The Deckers say it’s really ironic, how can you be happy in such a police state, with a concentration camp right next to your house? Because life was already full of tension and fear, and because they were worried that being foreigners would bring down their local friends, they left China and returned to Canada in 2018. Seeing that more Uyghurs have been persecuted in the past two years, they decided to stop being silent and help the local people make their voices heard.

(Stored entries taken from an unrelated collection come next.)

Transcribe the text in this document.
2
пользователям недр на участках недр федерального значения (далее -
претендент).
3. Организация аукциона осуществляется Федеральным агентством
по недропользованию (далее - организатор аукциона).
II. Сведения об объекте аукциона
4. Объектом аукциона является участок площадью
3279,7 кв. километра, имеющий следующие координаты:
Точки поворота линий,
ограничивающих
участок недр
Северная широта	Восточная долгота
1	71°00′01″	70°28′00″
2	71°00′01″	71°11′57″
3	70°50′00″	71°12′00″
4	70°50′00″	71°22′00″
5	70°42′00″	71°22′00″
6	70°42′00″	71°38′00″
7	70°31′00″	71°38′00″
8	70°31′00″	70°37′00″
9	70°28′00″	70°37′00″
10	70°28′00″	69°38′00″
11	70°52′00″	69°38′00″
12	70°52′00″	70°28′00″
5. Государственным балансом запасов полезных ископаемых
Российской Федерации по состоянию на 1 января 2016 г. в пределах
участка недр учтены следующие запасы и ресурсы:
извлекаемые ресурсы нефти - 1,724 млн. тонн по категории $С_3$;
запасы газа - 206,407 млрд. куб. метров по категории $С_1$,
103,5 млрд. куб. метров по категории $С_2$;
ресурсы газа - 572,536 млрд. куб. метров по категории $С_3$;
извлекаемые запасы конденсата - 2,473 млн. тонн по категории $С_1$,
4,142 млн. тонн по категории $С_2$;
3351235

The Canadian Museum for Human Rights, which is under the jurisdiction of the federal government, also invited German scholar Zheng Guoyen to explain the plight of the Uyghurs in Xinjiang at a symposium on “Exposing the Uyghur Genocide” held on the 22nd. Zheng said that the Chinese government’s strategy for the Uighurs in Xinjiang is to “break the bloodline and break the roots. “The first is to separate parents and children, the second is forced labor, transferring them to work in other provinces, and the third is birth control, forcing women to have birth control implants or sterilization. Local schools, even kindergartens, are equipped with barbed wire and monitors, trying to control by any means possible.”
Mehmet Tohti, president of the Uyghur Congress of Canada, said at the symposium that this persecution has also deeply affected Canada, and that he recently learned of a Uyghur man who immigrated to Canada in 2003 and has reached the final stage of his life, whose only wish is to see his daughter, whom he has been unable to see for more than a decade, but the Chinese government has prevented them from seeing each other and now has to write letters of representation to The Chinese government has prevented them from seeing each other, and now they can only write letters of representation to Immigration and Foreign Affairs Canada. “He wants to see his daughter one last time before he dies, but after a long struggle, the Chinese authorities are unwilling to issue his daughter a passport, forcing his flesh and blood to be separated from him. This is not one or two cases like this, it is a plight suffered by almost all Uighur communities in Canada.”
Mohamed Toddy is pleased that both Canada and Britain, one after another, are acknowledging that the Uighurs in Xinjiang face genocide, but says this is only a first step and hopes for more international sanctions and pressure on China.